El orden de ejecución y los fallos que más caras salen
En las pantallas profundas, el orden alterno primario-secundario sigue siendo una solución muy sólida cuando la estabilidad y la estanqueidad pesan mucho. No siempre es la única opción, pero sí una de las más fiables porque permite que cada panel encuentre apoyo temporal en el terreno vecino antes de que se cierre el conjunto.
| Secuencia | Cuándo la prefiero | Ventaja principal | Riesgo si se ejecuta mal |
|---|---|---|---|
| Primario-secundario alterno | Terrenos exigentes, nivel freático alto, obra urbana con sensibilidad a movimientos | Mejor control de estabilidad y de juntas entre paneles | Más coordinación y más dependencia del ritmo de obra |
| Continuo | Cuando el sistema de excavación y el proyecto permiten avanzar sin perder control geométrico | Proceso más fluido en ciertas obras | Menor margen si el terreno cambia o la organización falla |
- Lodo por debajo de cota o fuera de especificación, que deja la pared sin apoyo suficiente.
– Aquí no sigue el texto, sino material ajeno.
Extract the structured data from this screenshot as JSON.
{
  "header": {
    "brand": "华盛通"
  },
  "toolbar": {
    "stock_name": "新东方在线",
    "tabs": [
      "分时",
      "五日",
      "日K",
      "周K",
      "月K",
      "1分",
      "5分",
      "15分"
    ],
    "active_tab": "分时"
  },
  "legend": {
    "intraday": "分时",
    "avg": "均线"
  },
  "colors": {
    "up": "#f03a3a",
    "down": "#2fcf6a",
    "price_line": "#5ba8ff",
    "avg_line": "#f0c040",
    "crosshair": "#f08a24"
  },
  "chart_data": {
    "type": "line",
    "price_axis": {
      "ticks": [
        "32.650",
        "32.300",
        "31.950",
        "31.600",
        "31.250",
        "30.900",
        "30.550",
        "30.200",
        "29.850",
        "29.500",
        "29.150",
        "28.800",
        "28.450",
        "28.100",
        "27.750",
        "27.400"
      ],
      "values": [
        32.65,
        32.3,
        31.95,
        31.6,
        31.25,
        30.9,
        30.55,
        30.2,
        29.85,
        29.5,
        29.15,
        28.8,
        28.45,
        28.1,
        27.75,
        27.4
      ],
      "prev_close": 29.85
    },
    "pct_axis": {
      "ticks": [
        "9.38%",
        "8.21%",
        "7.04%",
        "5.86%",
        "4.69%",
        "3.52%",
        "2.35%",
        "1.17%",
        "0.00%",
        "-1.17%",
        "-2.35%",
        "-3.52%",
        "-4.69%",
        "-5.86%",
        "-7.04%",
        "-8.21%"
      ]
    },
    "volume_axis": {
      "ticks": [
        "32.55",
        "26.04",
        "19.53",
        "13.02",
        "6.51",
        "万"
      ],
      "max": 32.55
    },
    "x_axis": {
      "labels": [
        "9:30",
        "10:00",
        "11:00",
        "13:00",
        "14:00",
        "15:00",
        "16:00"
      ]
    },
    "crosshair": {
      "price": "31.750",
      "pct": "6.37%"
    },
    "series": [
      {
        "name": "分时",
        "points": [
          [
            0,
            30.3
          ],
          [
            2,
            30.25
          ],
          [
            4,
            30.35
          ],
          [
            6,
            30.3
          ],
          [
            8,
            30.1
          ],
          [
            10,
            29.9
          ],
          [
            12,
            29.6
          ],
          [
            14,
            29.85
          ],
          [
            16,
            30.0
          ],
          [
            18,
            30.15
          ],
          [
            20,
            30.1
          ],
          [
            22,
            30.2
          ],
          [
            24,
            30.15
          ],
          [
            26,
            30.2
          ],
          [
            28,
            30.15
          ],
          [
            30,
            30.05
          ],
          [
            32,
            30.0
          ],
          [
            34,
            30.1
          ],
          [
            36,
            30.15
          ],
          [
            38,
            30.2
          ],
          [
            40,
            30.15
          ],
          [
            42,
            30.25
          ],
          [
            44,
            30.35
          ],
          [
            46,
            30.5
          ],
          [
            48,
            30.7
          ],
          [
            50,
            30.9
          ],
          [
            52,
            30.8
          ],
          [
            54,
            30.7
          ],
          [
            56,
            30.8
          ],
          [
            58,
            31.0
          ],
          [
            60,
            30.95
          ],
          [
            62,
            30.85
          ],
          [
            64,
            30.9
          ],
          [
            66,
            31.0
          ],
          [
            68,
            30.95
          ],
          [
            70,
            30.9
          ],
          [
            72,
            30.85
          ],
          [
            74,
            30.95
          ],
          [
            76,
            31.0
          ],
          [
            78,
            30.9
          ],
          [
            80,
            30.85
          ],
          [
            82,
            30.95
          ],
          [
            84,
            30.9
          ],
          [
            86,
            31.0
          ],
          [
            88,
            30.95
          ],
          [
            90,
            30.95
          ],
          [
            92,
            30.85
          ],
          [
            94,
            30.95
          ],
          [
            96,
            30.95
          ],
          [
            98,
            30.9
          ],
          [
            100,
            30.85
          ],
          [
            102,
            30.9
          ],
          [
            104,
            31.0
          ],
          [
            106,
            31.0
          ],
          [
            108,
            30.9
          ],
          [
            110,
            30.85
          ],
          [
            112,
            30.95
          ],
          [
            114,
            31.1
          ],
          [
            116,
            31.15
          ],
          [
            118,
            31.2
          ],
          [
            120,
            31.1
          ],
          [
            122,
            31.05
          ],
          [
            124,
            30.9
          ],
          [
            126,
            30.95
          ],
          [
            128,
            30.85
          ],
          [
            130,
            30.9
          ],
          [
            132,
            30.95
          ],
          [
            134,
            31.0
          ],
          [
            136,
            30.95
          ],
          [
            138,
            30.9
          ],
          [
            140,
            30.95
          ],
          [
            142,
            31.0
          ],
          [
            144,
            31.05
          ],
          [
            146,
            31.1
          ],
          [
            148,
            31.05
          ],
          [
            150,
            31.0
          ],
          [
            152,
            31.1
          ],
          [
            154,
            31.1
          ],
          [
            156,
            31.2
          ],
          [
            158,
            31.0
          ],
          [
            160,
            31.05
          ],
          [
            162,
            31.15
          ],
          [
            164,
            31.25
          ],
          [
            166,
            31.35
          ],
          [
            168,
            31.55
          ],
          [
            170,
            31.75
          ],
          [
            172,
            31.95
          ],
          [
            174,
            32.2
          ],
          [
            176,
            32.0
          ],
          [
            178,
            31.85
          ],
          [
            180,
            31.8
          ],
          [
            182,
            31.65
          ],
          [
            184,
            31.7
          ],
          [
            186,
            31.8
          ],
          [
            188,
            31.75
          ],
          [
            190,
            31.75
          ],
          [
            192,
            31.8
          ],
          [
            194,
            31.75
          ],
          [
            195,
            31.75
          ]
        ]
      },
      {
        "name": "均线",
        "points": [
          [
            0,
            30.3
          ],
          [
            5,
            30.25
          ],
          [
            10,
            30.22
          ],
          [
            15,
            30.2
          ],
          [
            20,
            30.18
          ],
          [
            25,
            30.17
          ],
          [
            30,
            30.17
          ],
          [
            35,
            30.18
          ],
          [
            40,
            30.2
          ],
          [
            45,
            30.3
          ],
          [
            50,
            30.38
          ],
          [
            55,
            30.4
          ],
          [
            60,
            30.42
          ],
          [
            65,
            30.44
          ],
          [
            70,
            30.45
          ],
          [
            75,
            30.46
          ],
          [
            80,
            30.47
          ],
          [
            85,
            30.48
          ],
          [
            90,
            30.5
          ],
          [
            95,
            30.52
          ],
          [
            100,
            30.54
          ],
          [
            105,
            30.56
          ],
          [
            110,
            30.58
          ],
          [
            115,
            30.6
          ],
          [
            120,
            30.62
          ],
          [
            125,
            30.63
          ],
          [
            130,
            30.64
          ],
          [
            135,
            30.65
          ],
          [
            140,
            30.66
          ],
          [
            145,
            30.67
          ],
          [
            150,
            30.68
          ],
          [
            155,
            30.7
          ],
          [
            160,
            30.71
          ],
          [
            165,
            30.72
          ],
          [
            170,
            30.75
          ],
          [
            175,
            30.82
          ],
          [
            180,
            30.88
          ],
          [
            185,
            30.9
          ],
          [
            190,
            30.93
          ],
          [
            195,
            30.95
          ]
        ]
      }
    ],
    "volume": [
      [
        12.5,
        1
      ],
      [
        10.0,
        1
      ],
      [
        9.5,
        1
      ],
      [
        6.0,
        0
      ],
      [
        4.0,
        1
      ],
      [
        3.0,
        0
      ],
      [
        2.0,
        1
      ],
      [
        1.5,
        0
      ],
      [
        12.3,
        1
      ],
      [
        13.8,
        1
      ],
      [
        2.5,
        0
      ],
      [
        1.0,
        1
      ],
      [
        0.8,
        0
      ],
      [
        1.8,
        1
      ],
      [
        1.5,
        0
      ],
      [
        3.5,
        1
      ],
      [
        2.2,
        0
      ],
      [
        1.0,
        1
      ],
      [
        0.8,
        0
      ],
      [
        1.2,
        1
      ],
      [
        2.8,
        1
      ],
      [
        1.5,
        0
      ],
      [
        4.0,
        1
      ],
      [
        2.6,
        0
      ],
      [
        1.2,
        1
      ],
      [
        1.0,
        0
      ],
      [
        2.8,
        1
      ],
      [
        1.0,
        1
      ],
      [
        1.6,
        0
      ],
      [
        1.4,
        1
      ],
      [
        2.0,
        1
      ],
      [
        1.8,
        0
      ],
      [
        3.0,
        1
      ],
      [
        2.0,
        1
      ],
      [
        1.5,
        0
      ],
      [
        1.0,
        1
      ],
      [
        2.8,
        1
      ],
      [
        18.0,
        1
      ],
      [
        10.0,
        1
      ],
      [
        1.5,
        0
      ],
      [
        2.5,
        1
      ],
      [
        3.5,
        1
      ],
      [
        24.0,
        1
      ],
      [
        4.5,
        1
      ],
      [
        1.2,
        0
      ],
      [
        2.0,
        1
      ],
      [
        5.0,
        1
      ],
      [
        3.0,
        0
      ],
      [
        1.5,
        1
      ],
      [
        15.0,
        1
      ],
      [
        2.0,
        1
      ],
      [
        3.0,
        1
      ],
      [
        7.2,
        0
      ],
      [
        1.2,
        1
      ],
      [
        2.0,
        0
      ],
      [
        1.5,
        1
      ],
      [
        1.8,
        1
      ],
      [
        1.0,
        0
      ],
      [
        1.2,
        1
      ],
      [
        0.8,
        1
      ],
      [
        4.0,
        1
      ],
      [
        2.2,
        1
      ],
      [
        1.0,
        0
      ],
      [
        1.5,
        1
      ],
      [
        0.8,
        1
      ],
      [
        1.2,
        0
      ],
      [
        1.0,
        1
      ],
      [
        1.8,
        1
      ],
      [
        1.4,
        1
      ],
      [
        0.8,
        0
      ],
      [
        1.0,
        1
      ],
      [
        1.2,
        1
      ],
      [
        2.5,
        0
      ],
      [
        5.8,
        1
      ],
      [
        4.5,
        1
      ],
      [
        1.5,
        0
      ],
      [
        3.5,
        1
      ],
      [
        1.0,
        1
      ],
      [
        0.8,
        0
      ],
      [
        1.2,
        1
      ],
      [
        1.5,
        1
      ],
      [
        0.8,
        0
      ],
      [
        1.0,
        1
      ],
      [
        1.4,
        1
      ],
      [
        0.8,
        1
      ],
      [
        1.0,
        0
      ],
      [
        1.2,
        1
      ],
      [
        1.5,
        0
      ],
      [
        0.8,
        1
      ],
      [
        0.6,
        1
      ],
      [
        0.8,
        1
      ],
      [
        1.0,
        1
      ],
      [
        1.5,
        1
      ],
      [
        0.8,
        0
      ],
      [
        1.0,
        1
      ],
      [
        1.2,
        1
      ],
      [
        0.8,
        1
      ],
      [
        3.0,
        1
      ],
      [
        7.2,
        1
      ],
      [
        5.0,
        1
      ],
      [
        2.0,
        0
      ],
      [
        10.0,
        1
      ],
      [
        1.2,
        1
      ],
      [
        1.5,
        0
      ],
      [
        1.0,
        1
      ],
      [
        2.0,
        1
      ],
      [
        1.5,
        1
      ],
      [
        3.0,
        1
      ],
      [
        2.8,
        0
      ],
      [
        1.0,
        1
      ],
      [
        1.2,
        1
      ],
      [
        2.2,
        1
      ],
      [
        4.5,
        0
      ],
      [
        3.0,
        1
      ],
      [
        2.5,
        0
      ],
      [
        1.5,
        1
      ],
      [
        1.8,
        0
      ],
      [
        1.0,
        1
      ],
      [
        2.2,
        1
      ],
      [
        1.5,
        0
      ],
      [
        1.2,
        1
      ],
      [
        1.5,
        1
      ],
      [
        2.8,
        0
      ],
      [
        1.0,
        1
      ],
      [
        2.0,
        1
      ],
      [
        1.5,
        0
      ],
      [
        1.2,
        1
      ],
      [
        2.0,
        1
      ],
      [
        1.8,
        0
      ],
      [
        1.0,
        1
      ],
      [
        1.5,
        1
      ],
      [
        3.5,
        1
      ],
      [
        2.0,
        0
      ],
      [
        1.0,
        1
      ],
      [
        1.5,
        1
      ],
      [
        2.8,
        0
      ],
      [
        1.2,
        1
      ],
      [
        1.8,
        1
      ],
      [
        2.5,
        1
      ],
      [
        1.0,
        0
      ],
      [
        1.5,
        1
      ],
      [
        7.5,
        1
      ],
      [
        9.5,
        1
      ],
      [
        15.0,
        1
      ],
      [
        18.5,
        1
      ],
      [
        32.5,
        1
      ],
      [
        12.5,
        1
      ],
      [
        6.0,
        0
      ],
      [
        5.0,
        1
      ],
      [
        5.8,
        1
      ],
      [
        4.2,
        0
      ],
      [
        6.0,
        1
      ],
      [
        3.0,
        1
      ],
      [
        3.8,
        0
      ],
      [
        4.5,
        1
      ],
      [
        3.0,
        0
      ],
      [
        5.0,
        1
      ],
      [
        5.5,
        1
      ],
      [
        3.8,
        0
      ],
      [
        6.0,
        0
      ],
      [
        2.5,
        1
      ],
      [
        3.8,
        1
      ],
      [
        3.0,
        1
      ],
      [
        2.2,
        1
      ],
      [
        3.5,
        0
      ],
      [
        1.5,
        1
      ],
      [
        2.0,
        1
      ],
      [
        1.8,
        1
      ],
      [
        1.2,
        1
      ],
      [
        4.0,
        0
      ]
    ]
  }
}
- Panel fuera de verticalidad, que complica el encaje con el siguiente y penaliza la geometría global.
- Fondo mal limpiado, con detritos o arena que degradan la base del hormigón.
- Armadura mal centrada, que reduce recubrimiento y durabilidad.
- Juntas contaminadas o mal resueltas, que acaban en filtraciones y reparaciones posteriores.
- Demasiada espera entre primarios y secundarios, que empeora la limpieza y complica el trabajo de cierre.
Cuando repaso una pantalla que ha dado problemas, casi siempre encuentro la misma historia: ninguna decisión fue dramáticamente mala, pero varias pequeñas desviaciones se acumularon hasta romper el conjunto. Esa es la parte menos visible del trabajo geotécnico y, a la vez, la que más dinero ahorra cuando se controla bien.
Lo que revisaría antes de dar la pantalla por buena
Si tuviera que quedarme con una lista corta, revisaría cinco cosas antes de cerrar la fase de excavación: geometría del panel, calidad del lodo, limpieza del fondo, posición de la armadura y estado de las juntas. No son controles “administrativos”; son los puntos que determinan si la pantalla será estable, estanca y compatible con la excavación interior posterior.
También conviene pensar en lo que viene después. Una pantalla no termina cuando el panel se hormigona: todavía queda el descabezado, la viga de coronación, la posible instalación de anclajes o puntales y, en muchos sótanos, la excavación por fases del recinto interior. Si todo eso no se ha previsto desde el principio, el muro puede estar bien ejecutado y aun así obligar a improvisar demasiado.Si la obra exige precisión, agua y poco margen de error, la pantalla por bataches sigue siendo una de las soluciones más fiables de la geotecnia urbana. La diferencia entre un buen resultado y uno mediocre rara vez está en un único gesto; suele estar en la disciplina con la que se repiten, panel tras panel, los mismos controles básicos.